來到鹿鳴居的時候,樓棉一推開門便看到了靠在床上的男人。男人的兩條大長腿隨意的搭在一邊,腦袋微微下垂,看不清是什麼神色。
然而,也就是樓棉抬頭看他的時候,陸少琛也倏地抬起了腦袋。
他看着眼前的小姑娘,雖然面上沒有什麼表情,但是陸少琛知道,此時的樓棉並不開心。心下微微一愣,隨即他便已經想到了什麼。
沉默了幾秒鐘,陸少琛朝着樓棉伸出了手,低聲道,「過來。」
不知為何,明明是那麼簡單的兩個字,可是在樓棉聽來,卻有一種莫名的安撫意味在其中。那一瞬間,樓棉只覺得自己的鼻頭一算,下意識的便抽了抽鼻子。
見狀,陸少琛一愣,頓時無奈的笑了一聲之後,這才翻身下床,走到了樓棉的面前,將她傭進了自己的懷裏。
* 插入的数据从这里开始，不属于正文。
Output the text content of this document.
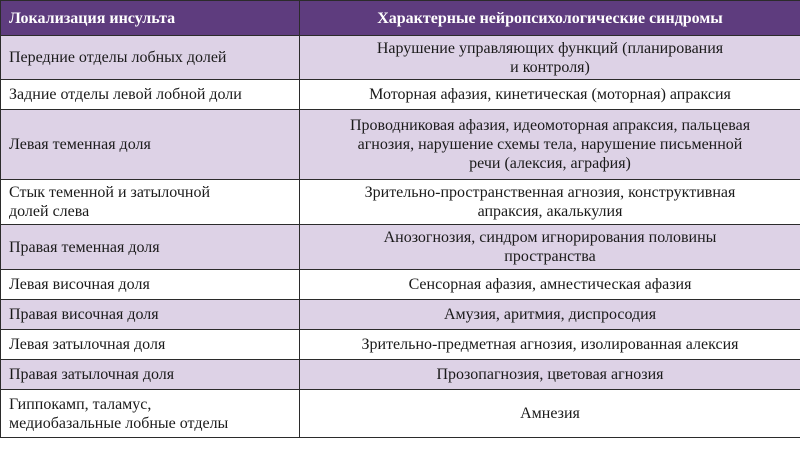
Локализация инсульта	Характерные нейропсихологические синдромы
Передние отделы лобных долей	Нарушение управляющих функций (планирования
и контроля)
Задние отделы левой лобной доли	Моторная афазия, кинетическая (моторная) апраксия
Левая теменная доля	Проводниковая афазия, идеомоторная апраксия, пальцевая
агнозия, нарушение схемы тела, нарушение письменной
речи (алексия, аграфия)
Стык теменной и затылочной
долей слева	Зрительно-пространственная агнозия, конструктивная
апраксия, акалькулия
Правая теменная доля	Анозогнозия, синдром игнорирования половины
пространства
Левая височная доля	Сенсорная афазия, амнестическая афазия
Правая височная доля	Амузия, аритмия, диспросодия
Левая затылочная доля	Зрительно-предметная агнозия, изолированная алексия
Правая затылочная доля	Прозопагнозия, цветовая агнозия
Гиппокамп, таламус,
медиобазальные лобные отделы	Амнезия
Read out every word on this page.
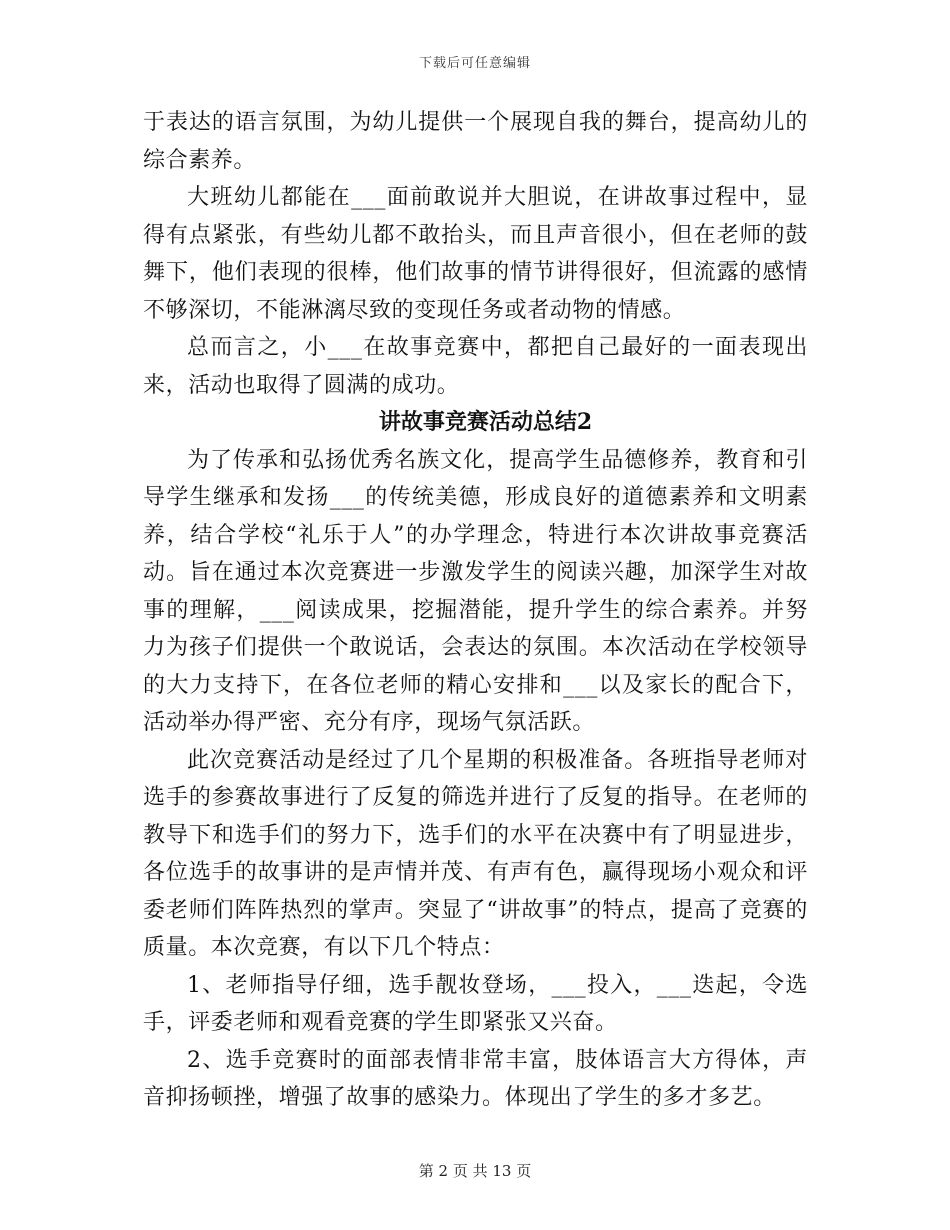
下载后可任意编辑

于表达的语言氛围，为幼儿提供一个展现自我的舞台，提高幼儿的综合素养。

大班幼儿都能在___面前敢说并大胆说，在讲故事过程中，显得有点紧张，有些幼儿都不敢抬头，而且声音很小，但在老师的鼓舞下，他们表现的很棒，他们故事的情节讲得很好，但流露的感情不够深切，不能淋漓尽致的变现任务或者动物的情感。

总而言之，小___在故事竞赛中，都把自己最好的一面表现出来，活动也取得了圆满的成功。

讲故事竞赛活动总结2

为了传承和弘扬优秀名族文化，提高学生品德修养，教育和引导学生继承和发扬___的传统美德，形成良好的道德素养和文明素养，结合学校“礼乐于人”的办学理念，特进行本次讲故事竞赛活动。旨在通过本次竞赛进一步激发学生的阅读兴趣，加深学生对故事的理解，___阅读成果，挖掘潜能，提升学生的综合素养。并努力为孩子们提供一个敢说话，会表达的氛围。本次活动在学校领导的大力支持下，在各位老师的精心安排和___以及家长的配合下，活动举办得严密、充分有序，现场气氛活跃。

此次竞赛活动是经过了几个星期的积极准备。各班指导老师对选手的参赛故事进行了反复的筛选并进行了反复的指导。在老师的教导下和选手们的努力下，选手们的水平在决赛中有了明显进步，各位选手的故事讲的是声情并茂、有声有色，赢得现场小观众和评委老师们阵阵热烈的掌声。突显了“讲故事”的特点，提高了竞赛的质量。本次竞赛，有以下几个特点：

1、老师指导仔细，选手靓妆登场，___投入，___迭起，令选手，评委老师和观看竞赛的学生即紧张又兴奋。

2、选手竞赛时的面部表情非常丰富，肢体语言大方得体，声音抑扬顿挫，增强了故事的感染力。体现出了学生的多才多艺。

第 2 页 共 13 页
他垂下眸子看她,小姑娘的臉壓在他堅硬的胸膛上,腦袋還一動一動的。
「是不是知道了?」
陡然聽到那麼一句話,樓棉頓時抬起了腦袋。
果不其然,樓棉的那雙眼睛,不知道在什麼時候已經變成了紅通通的一片。
陸少琛修長冰涼的手指落在她的眼睛上,低頭輕輕的吻了她的額頭。
然,此時的樓棉卻完全顧不了這一點。她呆愣愣的睜着一雙大大的眼睛,看着面前這張俊美的容顏,低聲問道,「阿琛,你都知道的是不是?」
聞言,陸少琛那停留在樓棉臉上的手微微的頓了頓,隨即,他便是無奈的一笑,「是啊。棉棉,會怪我嗎?」
怪他明明知道所有的一切,然而卻就是什麼都不告訴她。
以前知道的時候,陸少琛也在想,自己到底要不要告訴這小丫頭。但是想了想,他還是覺得這件事情讓樓奏親自告訴他的丫頭比較好。
因為,這些事情,本就是上一輩的事情。
說完之後,陸少琛單膝跪下,雙手捧起了樓棉的小臉,一雙狹長的鳳眸就這麼直直的看着眼前的小姑娘。
樓棉盯着男人看了許久,最後破涕為笑。
「我幹嘛要怪你?在你眼裏,我就是那麼無理取鬧的人嗎?」
一般說着,樓棉沒好氣的衝着男人冷哼了一聲。
見着自家小丫頭這般嬌氣的模樣,陸少琛不由得扯開唇角,輕輕地笑了。
只不過,話雖然是這麼說的,但是樓棉的心裏終究還是有點疙瘩。當然,這個疙瘩跟陸少琛並沒有半點關係。她在意的是樓奏的話。
樓棉再次將腦袋埋進了男人的懷中,低聲嘟囔了一聲,「阿琛,我從來沒想過自己不是老爹他們的親生孩子。」
從小時候有記憶開始,樓奏和許芊兩人對她比對樓白好的太多了。她和樓白一起闖禍了,他們對她只是輕微責罵,然而對於樓白,卻是狠狠的一頓打。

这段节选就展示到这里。